I think it's hard when you have children also to just walk away, depending on how your husband reacted to how you fond out if he was remorseful about what he did 7 years ago and you love him then I think you both should consider going to marriage counseling to see if things can get better if the marriage counseling doesn't work after about six months then I would reconsider a trial separation and see if you can handle being on your own and possible divorce for the sake of the children you should try every avenue before making such a major decision like divorce. It's hard to get over being hurt that badly when you think that your marriage is okay it turns out that your husband had an affair and produced a child from that indiscretion, you're probably feeling shocked, angery and indescribable pain, you don't know where to turn or how to cut through the confusion and anger to repair the damage. Just because he had an affair doesn't mean your marriage has to be over, if you truly want the marriage to work. You have to beginning to heal and part of that healing is being able to let go, you may want to find out the where, when and why. None of this is going to help your healing. All it does is push you back down to a place that is very hard and painful for you. The truth is, all you really need to understand is why the affair happened, how you can use it to improve your marriage, and how you can keep it from happening again.
Give Yourself Enough Time To Grieve. There's no question that when you first learned about the affair, you were devastated. You begin to question yourself, your desirability, and how you could be so naive. These feelings are horrible to go through day after day, so try to move past them as quickly as you can but if you want to move on examine your feelings and your marriage. Don't feel compelled to "get over it" under the pressure of your husband or children do it on your time and when you are ready to move on. These things take time and healing will actually come quicker if you give yourself permission to process the situation for as long as it takes.

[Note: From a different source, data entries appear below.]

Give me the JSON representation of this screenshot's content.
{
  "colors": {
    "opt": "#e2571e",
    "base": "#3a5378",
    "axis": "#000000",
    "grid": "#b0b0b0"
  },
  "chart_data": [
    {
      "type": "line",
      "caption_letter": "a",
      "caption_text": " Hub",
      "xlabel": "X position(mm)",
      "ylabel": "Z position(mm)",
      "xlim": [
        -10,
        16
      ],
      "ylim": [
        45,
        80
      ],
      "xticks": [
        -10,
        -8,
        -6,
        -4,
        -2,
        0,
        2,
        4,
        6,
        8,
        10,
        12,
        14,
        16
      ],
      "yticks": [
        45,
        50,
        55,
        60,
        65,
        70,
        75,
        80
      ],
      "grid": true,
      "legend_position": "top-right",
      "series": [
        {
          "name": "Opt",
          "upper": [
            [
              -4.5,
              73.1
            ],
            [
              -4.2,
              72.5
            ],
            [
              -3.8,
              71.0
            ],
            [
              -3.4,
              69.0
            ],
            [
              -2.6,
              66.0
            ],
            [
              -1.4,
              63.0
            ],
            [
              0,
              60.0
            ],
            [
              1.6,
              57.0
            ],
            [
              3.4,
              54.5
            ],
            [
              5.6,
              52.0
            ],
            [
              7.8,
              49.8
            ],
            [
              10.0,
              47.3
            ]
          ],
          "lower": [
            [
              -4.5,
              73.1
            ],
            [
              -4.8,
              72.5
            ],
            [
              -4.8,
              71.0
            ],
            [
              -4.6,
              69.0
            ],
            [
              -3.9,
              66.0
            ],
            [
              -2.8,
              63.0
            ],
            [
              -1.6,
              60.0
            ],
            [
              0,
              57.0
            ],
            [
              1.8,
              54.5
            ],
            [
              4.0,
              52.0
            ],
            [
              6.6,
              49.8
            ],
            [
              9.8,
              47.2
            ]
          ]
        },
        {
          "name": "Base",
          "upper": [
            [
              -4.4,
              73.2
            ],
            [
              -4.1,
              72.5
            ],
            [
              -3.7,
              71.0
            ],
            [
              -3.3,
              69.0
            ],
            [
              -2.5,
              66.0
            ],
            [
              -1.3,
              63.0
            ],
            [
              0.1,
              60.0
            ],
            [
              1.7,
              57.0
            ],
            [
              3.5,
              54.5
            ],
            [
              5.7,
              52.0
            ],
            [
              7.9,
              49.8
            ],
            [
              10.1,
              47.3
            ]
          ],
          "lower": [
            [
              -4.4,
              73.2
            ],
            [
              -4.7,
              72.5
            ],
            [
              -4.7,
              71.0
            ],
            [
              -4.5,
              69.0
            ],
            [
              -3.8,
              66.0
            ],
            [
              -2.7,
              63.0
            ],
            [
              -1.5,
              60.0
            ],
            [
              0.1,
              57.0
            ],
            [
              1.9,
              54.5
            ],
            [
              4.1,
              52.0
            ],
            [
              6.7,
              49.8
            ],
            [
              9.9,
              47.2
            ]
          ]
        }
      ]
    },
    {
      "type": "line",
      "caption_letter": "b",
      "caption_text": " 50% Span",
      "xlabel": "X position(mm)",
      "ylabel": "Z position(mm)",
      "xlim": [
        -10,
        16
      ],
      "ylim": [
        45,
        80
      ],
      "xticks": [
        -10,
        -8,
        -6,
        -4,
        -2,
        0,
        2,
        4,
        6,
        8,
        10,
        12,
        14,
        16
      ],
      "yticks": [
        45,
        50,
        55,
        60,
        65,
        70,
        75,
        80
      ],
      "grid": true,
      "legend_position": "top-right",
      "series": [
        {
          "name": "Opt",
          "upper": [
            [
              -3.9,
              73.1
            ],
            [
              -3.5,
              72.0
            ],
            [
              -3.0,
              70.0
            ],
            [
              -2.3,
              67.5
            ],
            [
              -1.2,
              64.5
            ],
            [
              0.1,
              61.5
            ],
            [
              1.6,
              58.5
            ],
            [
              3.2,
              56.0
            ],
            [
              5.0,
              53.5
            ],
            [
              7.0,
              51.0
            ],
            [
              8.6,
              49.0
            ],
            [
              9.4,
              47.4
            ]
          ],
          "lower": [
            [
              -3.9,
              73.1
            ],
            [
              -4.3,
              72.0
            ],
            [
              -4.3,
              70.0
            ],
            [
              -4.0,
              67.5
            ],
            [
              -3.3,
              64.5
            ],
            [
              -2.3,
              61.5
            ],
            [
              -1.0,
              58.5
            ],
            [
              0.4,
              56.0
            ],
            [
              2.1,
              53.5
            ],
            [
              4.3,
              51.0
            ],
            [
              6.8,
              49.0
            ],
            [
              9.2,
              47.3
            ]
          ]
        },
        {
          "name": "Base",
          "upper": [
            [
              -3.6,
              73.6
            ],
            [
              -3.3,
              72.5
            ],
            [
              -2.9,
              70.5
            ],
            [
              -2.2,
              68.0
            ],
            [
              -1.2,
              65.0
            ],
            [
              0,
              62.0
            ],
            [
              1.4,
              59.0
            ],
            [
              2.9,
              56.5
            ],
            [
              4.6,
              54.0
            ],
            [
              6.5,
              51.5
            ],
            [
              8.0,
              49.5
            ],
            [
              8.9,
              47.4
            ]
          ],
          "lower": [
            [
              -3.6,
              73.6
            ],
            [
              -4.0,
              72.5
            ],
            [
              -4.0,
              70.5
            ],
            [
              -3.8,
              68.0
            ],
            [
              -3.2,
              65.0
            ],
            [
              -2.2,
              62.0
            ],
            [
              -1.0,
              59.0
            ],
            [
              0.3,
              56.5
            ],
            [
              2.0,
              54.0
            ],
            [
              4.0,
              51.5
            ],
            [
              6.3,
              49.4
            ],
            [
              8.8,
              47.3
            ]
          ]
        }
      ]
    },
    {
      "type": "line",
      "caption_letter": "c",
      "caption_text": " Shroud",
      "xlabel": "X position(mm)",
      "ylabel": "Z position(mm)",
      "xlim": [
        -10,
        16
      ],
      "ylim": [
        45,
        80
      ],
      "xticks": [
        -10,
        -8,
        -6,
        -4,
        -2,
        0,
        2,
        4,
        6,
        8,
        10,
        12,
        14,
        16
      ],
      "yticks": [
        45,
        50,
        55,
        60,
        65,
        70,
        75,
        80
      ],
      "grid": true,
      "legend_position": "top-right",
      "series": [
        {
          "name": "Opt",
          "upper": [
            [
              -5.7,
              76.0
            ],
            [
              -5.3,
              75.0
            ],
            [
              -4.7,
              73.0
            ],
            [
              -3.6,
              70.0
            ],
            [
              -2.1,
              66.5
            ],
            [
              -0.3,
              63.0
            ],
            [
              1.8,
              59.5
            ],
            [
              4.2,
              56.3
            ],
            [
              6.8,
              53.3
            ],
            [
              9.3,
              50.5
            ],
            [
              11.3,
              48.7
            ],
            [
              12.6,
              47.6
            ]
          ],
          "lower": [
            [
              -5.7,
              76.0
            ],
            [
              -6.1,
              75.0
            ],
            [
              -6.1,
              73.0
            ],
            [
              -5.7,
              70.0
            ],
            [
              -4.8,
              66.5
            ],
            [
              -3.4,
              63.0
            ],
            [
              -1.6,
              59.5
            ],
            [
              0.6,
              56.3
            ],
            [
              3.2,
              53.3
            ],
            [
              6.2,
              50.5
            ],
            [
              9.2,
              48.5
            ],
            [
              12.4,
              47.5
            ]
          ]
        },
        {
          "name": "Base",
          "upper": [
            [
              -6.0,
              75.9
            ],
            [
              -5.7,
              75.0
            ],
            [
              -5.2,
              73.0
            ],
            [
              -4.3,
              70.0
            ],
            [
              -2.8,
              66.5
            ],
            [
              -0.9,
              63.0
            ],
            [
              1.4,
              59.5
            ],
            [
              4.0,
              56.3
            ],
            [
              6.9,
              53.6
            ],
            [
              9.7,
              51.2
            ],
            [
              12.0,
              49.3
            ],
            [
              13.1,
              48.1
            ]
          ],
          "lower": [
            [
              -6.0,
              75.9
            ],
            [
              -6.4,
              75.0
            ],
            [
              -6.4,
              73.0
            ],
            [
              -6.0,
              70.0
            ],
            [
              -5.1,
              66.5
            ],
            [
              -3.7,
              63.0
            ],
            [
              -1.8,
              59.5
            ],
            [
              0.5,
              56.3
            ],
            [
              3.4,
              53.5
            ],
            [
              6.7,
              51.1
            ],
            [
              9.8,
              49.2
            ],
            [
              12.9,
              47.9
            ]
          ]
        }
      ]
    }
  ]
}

The most important questions that you should be asking your husband is "will you show and convince me that this will never happen again?" and "why did this happen in the first place so we can fix the problem?" He has to gain your trust back and that will take time are you willing to give the marriages some time? You both need to understand why it happened and fix any problems that contributed to it and a marriage counselor can help you to do that and better communicate to each other how you are feeling about what happened. The botXXXXX XXXXXne is that getting over an affair to save the marriage requires that everyone has been heard, understood, and that all needs will be met going forward so that there is no fear that it will happen again and you both need to focus on recreating positive feelings so that the affair isn't always a following, dark, cloud hanging over the marriage.